Projet de loi modificatif--Deuxième lecture--Suite du débat

24 novembre 2022


Honorables sénateurs, je parlerai aujourd’hui de mon appui au projet de loi S-248, qui a été présenté dans cette enceinte par la sénatrice Wallin. L’objectif de ce projet de loi est d’autoriser le recours aux demandes anticipées d’aide médicale à mourir pour les personnes aptes à se prévaloir de ce mécanisme pour exprimer leur choix de fin de vie.

Je ne répéterai pas les renseignements que la sénatrice Wallin a présentés de façon claire et après une recherche approfondie en ce qui concerne l’opinion des Canadiens sur les demandes anticipées d’aide médicale à mourir, la modification d’Audrey et les détails de ce projet de loi. Mon intervention sera axée sur des points fondamentaux qui, je l’espère, seront examinés de près par le comité chargé d’étudier cette importante mesure législative. Auparavant, j’aimerais faire écho à deux aspects clés que la sénatrice Wallin a abordés dans son discours.

Premièrement, il est évident que le projet de loi vise à modifier le Code criminel pour permettre les demandes anticipées. C’est une mesure qui vise à permettre, et non à rendre obligatoire, quelque chose. Ce projet de loi ne contient aucune disposition pour forcer ou inciter qui que ce soit à recourir à l’aide médicale à mourir au moyen d’une demande anticipée.

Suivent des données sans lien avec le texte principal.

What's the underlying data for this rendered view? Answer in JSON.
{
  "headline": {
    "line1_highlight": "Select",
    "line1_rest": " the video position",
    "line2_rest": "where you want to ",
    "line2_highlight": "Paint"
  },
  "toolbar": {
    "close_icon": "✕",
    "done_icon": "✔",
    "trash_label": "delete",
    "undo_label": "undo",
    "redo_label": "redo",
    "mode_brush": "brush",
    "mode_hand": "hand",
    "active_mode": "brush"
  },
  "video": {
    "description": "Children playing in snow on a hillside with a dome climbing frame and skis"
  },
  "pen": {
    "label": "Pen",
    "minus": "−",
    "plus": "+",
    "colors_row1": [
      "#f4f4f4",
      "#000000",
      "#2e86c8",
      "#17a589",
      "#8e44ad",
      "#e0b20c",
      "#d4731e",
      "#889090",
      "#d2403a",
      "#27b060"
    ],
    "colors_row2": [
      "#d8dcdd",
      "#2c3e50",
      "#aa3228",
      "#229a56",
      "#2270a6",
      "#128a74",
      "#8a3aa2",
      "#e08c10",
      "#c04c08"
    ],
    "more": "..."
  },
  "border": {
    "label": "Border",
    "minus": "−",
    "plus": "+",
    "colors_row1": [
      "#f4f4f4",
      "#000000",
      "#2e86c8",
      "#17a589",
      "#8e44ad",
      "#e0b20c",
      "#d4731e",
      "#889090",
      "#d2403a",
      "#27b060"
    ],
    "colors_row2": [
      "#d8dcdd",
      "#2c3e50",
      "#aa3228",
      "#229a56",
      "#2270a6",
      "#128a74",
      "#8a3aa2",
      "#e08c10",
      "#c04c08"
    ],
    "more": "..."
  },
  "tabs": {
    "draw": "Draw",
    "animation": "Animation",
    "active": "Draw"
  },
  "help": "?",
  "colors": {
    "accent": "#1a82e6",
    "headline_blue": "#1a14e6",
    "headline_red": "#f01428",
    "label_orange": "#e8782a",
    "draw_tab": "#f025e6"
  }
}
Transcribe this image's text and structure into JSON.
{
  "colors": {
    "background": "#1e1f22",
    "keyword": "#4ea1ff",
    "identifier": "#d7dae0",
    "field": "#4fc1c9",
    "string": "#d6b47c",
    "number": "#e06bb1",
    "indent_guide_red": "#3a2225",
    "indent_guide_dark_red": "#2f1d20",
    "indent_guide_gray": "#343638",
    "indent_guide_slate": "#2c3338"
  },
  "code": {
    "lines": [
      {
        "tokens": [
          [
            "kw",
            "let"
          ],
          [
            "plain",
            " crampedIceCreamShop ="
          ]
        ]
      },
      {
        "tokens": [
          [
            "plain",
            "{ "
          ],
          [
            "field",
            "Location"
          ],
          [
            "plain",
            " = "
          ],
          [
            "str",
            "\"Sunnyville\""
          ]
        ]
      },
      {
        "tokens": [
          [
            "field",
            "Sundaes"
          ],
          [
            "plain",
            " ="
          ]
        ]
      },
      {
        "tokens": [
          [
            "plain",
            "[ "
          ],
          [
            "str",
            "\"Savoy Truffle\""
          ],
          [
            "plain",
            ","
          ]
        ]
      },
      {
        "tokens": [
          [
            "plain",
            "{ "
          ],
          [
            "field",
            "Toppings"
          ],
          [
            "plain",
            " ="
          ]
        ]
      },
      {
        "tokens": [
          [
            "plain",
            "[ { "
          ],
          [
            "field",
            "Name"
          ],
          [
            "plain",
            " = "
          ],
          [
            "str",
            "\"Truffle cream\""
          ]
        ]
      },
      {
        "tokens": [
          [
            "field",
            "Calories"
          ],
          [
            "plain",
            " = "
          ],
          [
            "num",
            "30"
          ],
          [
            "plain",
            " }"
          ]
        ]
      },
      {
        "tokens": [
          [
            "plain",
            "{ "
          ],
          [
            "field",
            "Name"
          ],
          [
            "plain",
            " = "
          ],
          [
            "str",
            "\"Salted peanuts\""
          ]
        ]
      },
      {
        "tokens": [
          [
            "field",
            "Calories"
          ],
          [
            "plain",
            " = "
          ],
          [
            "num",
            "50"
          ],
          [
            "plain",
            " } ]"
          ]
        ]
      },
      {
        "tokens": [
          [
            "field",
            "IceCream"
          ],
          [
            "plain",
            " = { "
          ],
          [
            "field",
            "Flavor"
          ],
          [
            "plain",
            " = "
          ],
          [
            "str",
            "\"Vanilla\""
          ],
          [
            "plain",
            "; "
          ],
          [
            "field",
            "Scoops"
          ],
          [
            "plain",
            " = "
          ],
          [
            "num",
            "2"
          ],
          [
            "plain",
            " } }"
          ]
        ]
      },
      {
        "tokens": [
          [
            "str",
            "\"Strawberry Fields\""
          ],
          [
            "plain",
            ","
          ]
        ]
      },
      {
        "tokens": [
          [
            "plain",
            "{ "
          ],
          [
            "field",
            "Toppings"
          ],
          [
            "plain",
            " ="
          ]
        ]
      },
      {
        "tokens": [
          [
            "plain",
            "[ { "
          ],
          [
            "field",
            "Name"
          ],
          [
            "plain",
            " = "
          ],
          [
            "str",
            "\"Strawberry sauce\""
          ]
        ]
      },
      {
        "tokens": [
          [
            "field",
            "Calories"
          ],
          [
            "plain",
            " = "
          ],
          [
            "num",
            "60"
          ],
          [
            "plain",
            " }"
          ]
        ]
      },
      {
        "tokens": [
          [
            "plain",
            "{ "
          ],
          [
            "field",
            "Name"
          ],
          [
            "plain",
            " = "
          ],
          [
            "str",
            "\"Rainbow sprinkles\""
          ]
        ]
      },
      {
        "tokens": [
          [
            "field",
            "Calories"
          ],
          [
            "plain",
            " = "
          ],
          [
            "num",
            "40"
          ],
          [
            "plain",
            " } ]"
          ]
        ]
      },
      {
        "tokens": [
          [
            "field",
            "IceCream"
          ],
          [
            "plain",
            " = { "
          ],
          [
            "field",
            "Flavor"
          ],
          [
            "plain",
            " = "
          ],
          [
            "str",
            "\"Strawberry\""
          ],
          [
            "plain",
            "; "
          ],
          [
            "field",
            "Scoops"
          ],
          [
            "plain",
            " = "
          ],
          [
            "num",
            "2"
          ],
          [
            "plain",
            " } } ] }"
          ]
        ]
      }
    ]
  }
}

Deuxièmement, le projet de loi ne fait pas la promotion de l’aide médicale à mourir comme solution de rechange aux soins palliatifs ni à l’accès à des services et appuis essentiels. Comme la sénatrice Wallin l’a précisé en parlant de l’aide médicale à mourir : « Il ne s’agit pas d’une solution de rechange à la pauvreté, à un traitement, au soutien ou à la famille. » Je suis d’accord avec ces deux aspects.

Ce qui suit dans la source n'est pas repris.